When installing external-dns manually, the minimum Gateway API related additions to values.yaml are:

sources:
  - service
  - ingress
  - gateway-httproute
  - gateway-tcproute
  - gateway-tlsroute
  - gateway-grpcroute
  - gateway-udproute

If those route sources are not included, external-dns will ignore hostnames defined in Gateway API resources and DNS records for Envoy Gateway exposed services will not be created automatically.
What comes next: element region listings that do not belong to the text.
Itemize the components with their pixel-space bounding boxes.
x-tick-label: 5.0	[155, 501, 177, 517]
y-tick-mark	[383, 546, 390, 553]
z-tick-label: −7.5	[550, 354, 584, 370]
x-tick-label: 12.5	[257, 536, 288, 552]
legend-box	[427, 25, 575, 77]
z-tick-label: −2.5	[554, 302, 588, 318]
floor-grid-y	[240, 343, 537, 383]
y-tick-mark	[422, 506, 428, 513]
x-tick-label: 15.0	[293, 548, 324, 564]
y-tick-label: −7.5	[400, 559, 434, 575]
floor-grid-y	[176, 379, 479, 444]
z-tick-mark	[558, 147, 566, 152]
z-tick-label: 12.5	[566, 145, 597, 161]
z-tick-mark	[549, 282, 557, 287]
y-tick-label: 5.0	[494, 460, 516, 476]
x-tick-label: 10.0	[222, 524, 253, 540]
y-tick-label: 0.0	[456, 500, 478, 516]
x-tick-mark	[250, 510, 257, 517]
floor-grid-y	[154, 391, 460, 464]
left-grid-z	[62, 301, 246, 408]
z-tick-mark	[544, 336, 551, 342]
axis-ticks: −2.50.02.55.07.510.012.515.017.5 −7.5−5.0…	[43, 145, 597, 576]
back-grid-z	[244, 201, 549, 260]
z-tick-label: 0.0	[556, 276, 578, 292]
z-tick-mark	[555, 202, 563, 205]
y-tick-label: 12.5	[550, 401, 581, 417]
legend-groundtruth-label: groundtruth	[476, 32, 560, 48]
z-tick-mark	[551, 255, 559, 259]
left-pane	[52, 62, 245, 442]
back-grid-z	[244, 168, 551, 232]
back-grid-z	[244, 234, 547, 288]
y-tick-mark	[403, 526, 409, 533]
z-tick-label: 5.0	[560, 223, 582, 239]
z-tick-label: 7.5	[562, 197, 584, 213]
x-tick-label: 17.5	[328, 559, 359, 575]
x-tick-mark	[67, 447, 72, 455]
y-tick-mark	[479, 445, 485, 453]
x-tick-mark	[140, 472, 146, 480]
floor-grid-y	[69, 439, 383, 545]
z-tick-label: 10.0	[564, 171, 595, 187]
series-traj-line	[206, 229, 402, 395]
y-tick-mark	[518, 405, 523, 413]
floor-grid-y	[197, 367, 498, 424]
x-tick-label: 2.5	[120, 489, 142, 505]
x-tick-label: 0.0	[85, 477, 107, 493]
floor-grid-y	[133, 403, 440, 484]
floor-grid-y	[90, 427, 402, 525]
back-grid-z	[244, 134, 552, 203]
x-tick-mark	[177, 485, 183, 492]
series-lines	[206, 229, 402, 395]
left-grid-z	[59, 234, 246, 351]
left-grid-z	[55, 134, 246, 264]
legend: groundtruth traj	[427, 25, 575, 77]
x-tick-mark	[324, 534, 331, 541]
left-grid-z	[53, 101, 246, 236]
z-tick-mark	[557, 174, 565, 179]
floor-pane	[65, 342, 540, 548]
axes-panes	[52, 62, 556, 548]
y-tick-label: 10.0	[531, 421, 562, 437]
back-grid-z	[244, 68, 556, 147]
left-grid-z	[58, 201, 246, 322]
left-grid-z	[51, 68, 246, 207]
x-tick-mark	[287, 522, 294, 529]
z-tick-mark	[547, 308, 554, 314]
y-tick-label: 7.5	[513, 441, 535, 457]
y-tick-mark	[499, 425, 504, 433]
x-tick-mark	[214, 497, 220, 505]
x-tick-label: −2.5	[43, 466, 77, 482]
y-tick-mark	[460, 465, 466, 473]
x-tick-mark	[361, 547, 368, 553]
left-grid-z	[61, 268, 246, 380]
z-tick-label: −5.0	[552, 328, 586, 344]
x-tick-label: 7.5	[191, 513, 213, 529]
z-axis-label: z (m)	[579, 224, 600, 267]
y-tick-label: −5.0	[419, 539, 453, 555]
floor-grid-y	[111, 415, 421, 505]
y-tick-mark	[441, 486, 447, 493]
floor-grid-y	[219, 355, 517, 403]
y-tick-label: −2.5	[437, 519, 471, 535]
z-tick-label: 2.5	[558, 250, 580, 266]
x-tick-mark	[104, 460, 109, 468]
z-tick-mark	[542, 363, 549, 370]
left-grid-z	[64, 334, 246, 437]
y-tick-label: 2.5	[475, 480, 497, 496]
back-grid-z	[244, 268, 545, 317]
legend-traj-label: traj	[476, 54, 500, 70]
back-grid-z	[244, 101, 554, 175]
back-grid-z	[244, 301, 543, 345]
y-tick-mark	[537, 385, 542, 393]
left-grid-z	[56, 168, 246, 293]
Summary of the Current Pi Cluster Pattern

The current implementation follows this model:

  • Envoy Gateway is installed from the official Helm OCI chart.
  • A shared Gateway provides one public HTTP/HTTPS entrypoint for the cluster.
  • Applications attach HTTPRoute resources to that gateway.
  • TLS certificates are handled by cert-manager.
  • DNS records can be handled by external-dns from Gateway API resources.
  • OIDC authentication is implemented natively using SecurityPolicy resources backed by Keycloak clients and Vault-stored credentials.
  • Prometheus scrapes both control plane and Envoy data plane metrics.